Geeta having a toy which is in the shape of a triangle, two sides of which are 16cm and 14cm and its perimeter is 42m. find the area of triangular toy. ​

Answer 1

Given:

Geeta having a toy which is in the shape of a triangle, two sides of which are 16cm and 14cm and its perimeter is 42cm.

To Find:

Area of triangular toy?

Solution:

Since, shape of the toy is triangular and its two sides are 16cm and 14cm and its perimeter is 42cm.

let, third side of triangular toy be x.

Since, perimeter of triangle = sum of all sides of triangle.

  therefore,

        $( 14 + 16 + x ) = 42\\30 + x = 42\\x = 12$

Thus, 3rd side of triangular toy is 12 cm and its all sides are of different lengths.

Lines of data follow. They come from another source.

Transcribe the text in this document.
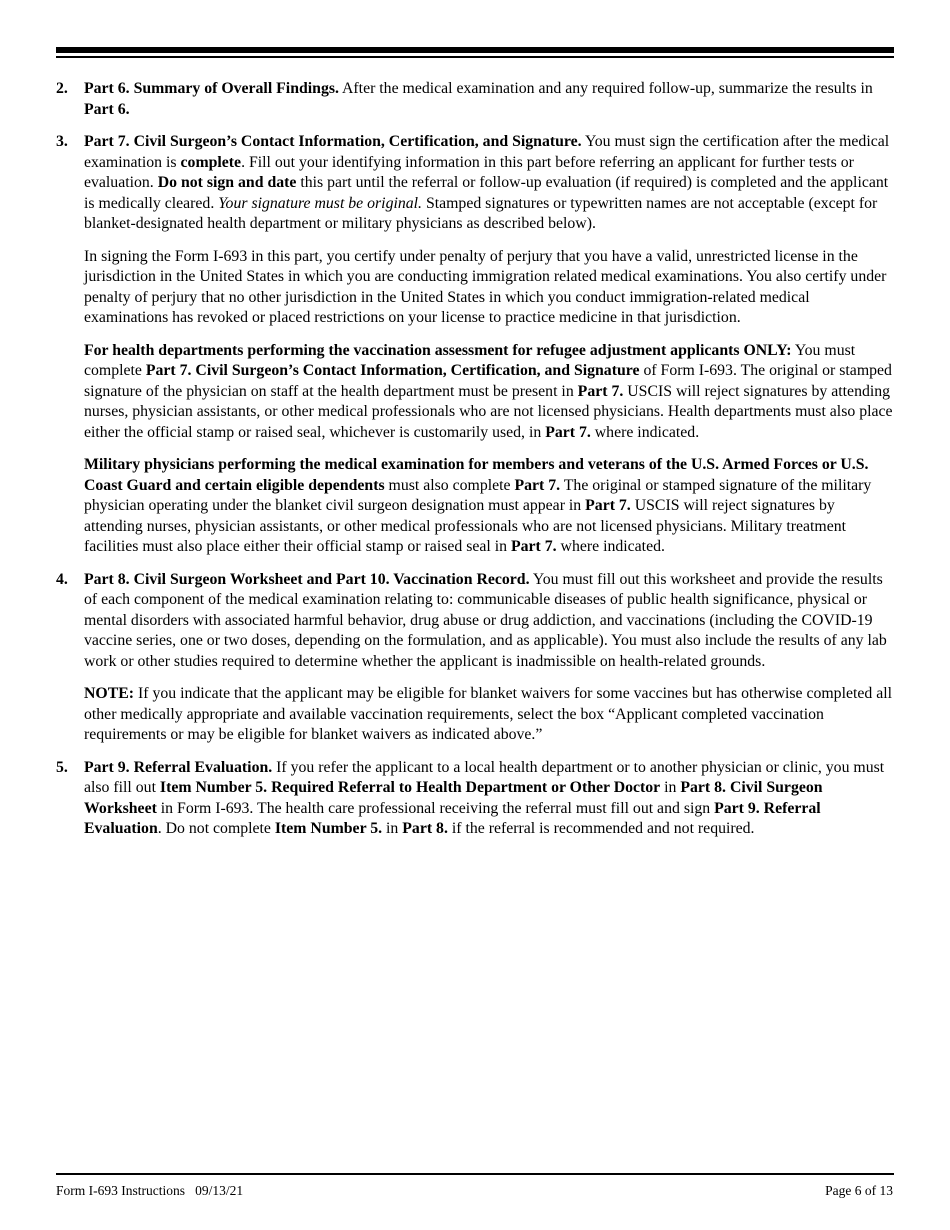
2.	Part 6. Summary of Overall Findings. After the medical examination and any required follow-up, summarize the results in Part 6.

3.	Part 7. Civil Surgeon’s Contact Information, Certification, and Signature. You must sign the certification after the medical examination is complete. Fill out your identifying information in this part before referring an applicant for further tests or evaluation. Do not sign and date this part until the referral or follow-up evaluation (if required) is completed and the applicant is medically cleared. Your signature must be original. Stamped signatures or typewritten names are not acceptable (except for blanket-designated health department or military physicians as described below).

In signing the Form I-693 in this part, you certify under penalty of perjury that you have a valid, unrestricted license in the jurisdiction in the United States in which you are conducting immigration related medical examinations. You also certify under penalty of perjury that no other jurisdiction in the United States in which you conduct immigration-related medical examinations has revoked or placed restrictions on your license to practice medicine in that jurisdiction.

For health departments performing the vaccination assessment for refugee adjustment applicants ONLY: You must complete Part 7. Civil Surgeon’s Contact Information, Certification, and Signature of Form I-693. The original or stamped signature of the physician on staff at the health department must be present in Part 7. USCIS will reject signatures by attending nurses, physician assistants, or other medical professionals who are not licensed physicians. Health departments must also place either the official stamp or raised seal, whichever is customarily used, in Part 7. where indicated.

Military physicians performing the medical examination for members and veterans of the U.S. Armed Forces or U.S. Coast Guard and certain eligible dependents must also complete Part 7. The original or stamped signature of the military physician operating under the blanket civil surgeon designation must appear in Part 7. USCIS will reject signatures by attending nurses, physician assistants, or other medical professionals who are not licensed physicians. Military treatment facilities must also place either their official stamp or raised seal in Part 7. where indicated.

4.	Part 8. Civil Surgeon Worksheet and Part 10. Vaccination Record. You must fill out this worksheet and provide the results of each component of the medical examination relating to: communicable diseases of public health significance, physical or mental disorders with associated harmful behavior, drug abuse or drug addiction, and vaccinations (including the COVID-19 vaccine series, one or two doses, depending on the formulation, and as applicable). You must also include the results of any lab work or other studies required to determine whether the applicant is inadmissible on health-related grounds.

NOTE: If you indicate that the applicant may be eligible for blanket waivers for some vaccines but has otherwise completed all other medically appropriate and available vaccination requirements, select the box “Applicant completed vaccination requirements or may be eligible for blanket waivers as indicated above.”

5.	Part 9. Referral Evaluation. If you refer the applicant to a local health department or to another physician or clinic, you must also fill out Item Number 5. Required Referral to Health Department or Other Doctor in Part 8. Civil Surgeon Worksheet in Form I-693. The health care professional receiving the referral must fill out and sign Part 9. Referral Evaluation. Do not complete Item Number 5. in Part 8. if the referral is recommended and not required.

Form I-693 Instructions   09/13/21	Page 6 of 13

so, using Heron's formula area of the triangle whose side have lengths a , b and c is   $A = \sqrt{s(s-a)(s-b)(s-c)}$

where, $s = (a + b + c)/2$

   Here, a = 16cm , b = 14cm and c = 12cm

            $s = (16+14+12)/2\\ = 21$  cm

So, Area,

               $A = \sqrt{21(21-16)(21-14)(21-12)} \\ = \sqrt{6615} \\ = 21\sqrt{15}$ $cm^{2}$

Hence, Area of the triangular toy is $21\sqrt{15}$ $cm^{2}$.